JRuby 1.1.6: Gems-in-a-jar
Posted by Nick Sieger Sat, 10 Jan 2009 20:04:00 GMT
As a result of some fruitful hacking at RubyConf 2008, I was able to modify JRuby so that gems can be loaded and used without having to unpack them. The feature became generally available with the 1.1.6 release last month. Gems in a jar!
This opens up a couple new possibilities for running, packaging and deploying JRuby-based applications. Here are some ideas:
Run Gem-based applications with jruby-complete.jar
JRuby has bundled Rake and RSpec since version 1.0. As of JRuby 1.1.6 the versions we bundle are Rake 0.8.3 and RSpec 1.1.11. With jruby-complete-1.1.6.jar
you can easily run these with java -jar
:
$ java -jar jruby-complete-1.1.6.jar -S rake --help
rake [-f rakefile] {options} targets...
Options are ...
$ java -jar jruby-complete-1.1.6.jar -S spec --help
Usage: spec (FILE|DIRECTORY|GLOB)+ [options]
-p, --pattern [PATTERN] ...
Package gem collections into reusable jar files
One of the features I added was to enhance RubyGems to search for directories named specifications
on the classpath and add them to the Gem.path
automatically. This means you can package up a whole gem repository into a jar file for easy reuse and sharing of commonly used gems. There isn’t a tool for this yet, but the process is pretty straightforward. (If someone plays with this and can come up with a patch to build this into JRuby, we’ll gladly accept one.)

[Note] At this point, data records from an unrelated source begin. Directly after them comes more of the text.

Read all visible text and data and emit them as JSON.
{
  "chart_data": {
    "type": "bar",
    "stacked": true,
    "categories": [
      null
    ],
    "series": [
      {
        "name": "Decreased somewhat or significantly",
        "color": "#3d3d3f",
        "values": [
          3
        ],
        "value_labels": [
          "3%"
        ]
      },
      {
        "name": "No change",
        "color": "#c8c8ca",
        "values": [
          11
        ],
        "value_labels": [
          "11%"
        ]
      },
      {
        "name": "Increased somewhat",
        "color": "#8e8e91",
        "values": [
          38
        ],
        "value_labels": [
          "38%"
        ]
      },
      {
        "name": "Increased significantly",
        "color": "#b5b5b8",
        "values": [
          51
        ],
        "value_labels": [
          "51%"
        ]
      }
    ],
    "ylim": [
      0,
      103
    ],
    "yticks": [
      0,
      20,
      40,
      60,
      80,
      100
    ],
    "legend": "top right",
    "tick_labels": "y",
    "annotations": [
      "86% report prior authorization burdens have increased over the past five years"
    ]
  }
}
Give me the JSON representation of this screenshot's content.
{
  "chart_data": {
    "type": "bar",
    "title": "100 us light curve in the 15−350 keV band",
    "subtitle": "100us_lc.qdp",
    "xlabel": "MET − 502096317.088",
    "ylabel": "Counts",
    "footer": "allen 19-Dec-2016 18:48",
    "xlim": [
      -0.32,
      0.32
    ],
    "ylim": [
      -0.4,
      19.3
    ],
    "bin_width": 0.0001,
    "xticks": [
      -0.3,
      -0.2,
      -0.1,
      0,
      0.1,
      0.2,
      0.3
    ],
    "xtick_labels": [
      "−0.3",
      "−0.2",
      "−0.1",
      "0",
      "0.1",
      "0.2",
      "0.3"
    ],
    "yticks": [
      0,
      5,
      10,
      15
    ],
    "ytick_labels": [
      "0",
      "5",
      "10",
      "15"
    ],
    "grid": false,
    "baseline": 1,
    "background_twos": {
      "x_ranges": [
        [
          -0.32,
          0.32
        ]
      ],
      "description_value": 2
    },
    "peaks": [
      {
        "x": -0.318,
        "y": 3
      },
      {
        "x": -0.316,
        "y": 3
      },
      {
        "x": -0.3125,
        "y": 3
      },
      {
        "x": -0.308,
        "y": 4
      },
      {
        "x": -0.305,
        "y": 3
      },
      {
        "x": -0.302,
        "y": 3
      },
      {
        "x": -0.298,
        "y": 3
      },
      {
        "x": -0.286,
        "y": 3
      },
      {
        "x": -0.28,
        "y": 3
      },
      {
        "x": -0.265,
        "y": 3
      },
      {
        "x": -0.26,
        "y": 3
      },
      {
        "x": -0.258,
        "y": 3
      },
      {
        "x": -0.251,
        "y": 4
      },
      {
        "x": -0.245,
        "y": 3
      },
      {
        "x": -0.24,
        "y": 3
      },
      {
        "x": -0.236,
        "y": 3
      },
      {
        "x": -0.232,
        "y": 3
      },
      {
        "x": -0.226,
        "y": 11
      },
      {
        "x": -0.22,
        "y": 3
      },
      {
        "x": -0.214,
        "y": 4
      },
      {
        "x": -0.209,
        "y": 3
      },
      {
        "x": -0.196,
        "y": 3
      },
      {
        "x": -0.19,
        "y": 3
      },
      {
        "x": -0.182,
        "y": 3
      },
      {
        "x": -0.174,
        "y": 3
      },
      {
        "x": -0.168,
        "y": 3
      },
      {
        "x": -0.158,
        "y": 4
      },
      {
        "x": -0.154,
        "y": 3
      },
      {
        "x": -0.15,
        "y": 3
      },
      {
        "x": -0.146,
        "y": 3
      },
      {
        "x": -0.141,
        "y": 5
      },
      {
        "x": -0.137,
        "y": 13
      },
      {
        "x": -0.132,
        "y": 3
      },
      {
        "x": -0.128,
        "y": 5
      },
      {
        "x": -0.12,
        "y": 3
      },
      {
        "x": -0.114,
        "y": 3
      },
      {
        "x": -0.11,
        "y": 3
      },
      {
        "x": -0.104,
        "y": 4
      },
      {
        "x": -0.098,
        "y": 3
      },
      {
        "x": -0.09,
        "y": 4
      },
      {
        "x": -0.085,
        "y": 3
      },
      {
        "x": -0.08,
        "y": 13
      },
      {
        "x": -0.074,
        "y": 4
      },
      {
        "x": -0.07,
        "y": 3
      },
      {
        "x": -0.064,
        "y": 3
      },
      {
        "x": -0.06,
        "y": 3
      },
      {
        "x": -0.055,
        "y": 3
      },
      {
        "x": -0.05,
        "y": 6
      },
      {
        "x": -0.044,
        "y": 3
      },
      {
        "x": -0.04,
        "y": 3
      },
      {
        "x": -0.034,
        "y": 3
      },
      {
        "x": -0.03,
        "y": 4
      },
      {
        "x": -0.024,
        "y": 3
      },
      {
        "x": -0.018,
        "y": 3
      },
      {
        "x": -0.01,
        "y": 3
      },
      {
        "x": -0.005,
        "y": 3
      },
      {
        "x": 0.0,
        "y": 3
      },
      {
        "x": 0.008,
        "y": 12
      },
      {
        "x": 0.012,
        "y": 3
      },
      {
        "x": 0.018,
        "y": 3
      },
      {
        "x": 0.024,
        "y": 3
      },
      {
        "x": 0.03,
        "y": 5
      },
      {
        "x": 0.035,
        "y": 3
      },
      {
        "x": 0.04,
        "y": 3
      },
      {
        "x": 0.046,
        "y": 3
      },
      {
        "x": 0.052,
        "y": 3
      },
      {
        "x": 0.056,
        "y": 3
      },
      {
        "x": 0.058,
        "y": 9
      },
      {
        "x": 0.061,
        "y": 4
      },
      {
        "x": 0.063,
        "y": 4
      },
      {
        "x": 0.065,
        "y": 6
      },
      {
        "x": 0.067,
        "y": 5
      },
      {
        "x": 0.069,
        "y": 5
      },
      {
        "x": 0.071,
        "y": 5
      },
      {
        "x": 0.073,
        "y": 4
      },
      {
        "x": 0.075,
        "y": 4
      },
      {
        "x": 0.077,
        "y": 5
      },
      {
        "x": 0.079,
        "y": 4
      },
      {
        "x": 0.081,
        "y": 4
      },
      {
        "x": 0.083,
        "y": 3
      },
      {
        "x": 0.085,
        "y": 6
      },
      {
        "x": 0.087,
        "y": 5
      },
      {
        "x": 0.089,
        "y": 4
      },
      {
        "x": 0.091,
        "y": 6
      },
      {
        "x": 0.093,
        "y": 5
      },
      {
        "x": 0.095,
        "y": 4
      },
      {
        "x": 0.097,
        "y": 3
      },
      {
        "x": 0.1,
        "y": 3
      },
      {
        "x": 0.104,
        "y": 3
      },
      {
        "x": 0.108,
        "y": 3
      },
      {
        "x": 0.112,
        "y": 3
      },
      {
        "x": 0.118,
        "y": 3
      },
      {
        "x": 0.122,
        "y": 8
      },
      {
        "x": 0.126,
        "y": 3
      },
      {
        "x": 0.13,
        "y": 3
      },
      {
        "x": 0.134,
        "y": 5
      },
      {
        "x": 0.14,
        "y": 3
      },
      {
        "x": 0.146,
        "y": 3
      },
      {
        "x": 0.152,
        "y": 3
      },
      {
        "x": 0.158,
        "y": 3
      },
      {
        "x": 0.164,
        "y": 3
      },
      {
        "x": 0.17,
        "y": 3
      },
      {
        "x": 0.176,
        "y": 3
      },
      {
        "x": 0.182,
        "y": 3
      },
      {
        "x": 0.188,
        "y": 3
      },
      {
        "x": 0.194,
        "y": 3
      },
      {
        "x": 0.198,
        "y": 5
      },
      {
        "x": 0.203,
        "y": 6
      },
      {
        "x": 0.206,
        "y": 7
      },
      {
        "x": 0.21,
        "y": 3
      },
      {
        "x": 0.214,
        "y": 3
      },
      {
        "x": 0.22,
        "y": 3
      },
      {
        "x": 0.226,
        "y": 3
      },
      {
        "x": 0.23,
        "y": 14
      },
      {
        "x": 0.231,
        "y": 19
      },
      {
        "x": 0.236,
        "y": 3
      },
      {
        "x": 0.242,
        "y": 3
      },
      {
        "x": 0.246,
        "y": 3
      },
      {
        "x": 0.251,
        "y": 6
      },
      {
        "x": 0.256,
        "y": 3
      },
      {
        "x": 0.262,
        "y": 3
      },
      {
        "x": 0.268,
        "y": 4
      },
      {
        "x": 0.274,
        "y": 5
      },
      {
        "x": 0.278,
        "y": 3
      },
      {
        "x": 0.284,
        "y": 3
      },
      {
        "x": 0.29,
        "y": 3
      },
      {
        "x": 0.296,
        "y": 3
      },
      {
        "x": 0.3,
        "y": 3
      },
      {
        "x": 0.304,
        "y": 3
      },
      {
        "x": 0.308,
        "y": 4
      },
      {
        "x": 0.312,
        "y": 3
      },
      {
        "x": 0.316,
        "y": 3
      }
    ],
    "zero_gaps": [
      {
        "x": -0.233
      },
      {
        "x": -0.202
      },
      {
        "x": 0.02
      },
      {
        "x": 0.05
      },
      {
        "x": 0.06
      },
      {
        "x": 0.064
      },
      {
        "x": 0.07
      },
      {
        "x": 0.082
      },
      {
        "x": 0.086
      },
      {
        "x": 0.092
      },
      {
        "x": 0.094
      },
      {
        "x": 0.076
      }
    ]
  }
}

First, create a gem repository by installing the gems you want into it. Let’s say you want to package the natural language date/time parser chronic
:
$ java -jar jruby-complete-1.1.6.jar -S gem install -i ./chronic-gems chronic --no-rdoc --no-ri
Successfully installed rubyforge-1.0.2
Successfully installed rake-0.8.3
Successfully installed hoe-1.8.2
Successfully installed chronic-0.2.3
4 gems installed
With this command, RubyGems created chronic-gems/bin
, chronic-gems/cache
, chronic-gems/gems
, and chronic-gems/specifications
directories and installed chronic
and its dependencies into it. Now, simply package those directories into a jar file. WARNING: make sure you don’t give the jar file name the same basename as the library or gem inside you wish to use (e.g., chronic.jar), because JRuby will load chronic.jar when you require 'chronic'
!
$ jar cf chronic-gems.jar -C chronic .
When you inspect the contents of the jar, you’ll see the gem repository structure in the root of the jar file:
$ jar tf chronic-gems.jar | head
META-INF/
META-INF/MANIFEST.MF
bin/
bin/rake
bin/rubyforge
bin/sow
cache/
cache/chronic-0.2.3.gem
cache/hoe-1.8.2.gem
cache/rake-0.8.3.gem
Chronic is now a re-useable jar library that can be easily loaded, either by requiring the jar in ruby code or adding to the classpath:
$ # Without chronic-gems.jar
$ java -jar jruby-complete-1.1.6.jar -S gem list
*** LOCAL GEMS ***
rake (0.8.3)
rspec (1.1.11)
sources (0.0.1)
$ # With chronic-gems.jar
$ java -jar jruby-complete-1.1.6.jar -rchronic-gems.jar -S gem list
*** LOCAL GEMS ***
chronic (0.2.3)
hoe (1.8.2)
rake (0.8.3)
rspec (1.1.11)
rubyforge (1.0.2)
sources (0.0.1)
Bundle pure-Ruby gem applications into an uber-jar
Taking a cue from the previous techniques, we can stuff the gem directories into a copy of jruby-complete-1.1.6.jar
rather than creating a new jar, and distribute an entire gem-based application in a single file. Imagine something like:
$ java -jar jruby-complete-1.1.6.jar -S gem install -i ./mycoolapp mycoolapp
$ jar uf jruby-complete-1.1.6.jar -C mycoolapp .
$ mv jruby-complete-1.1.6.jar mycoolapp.jar
$ java -jar mycoolapp.jar -S mycoolapp
Bonus points to the enterprising individual who provides a patch to make this a one-step process, including creating a mechanism to provide a default -S
script so that java -jar mycoolapp
is all that’s needed to run the application.
I hope you find interesting uses for this new feature. Let us know what you make with it!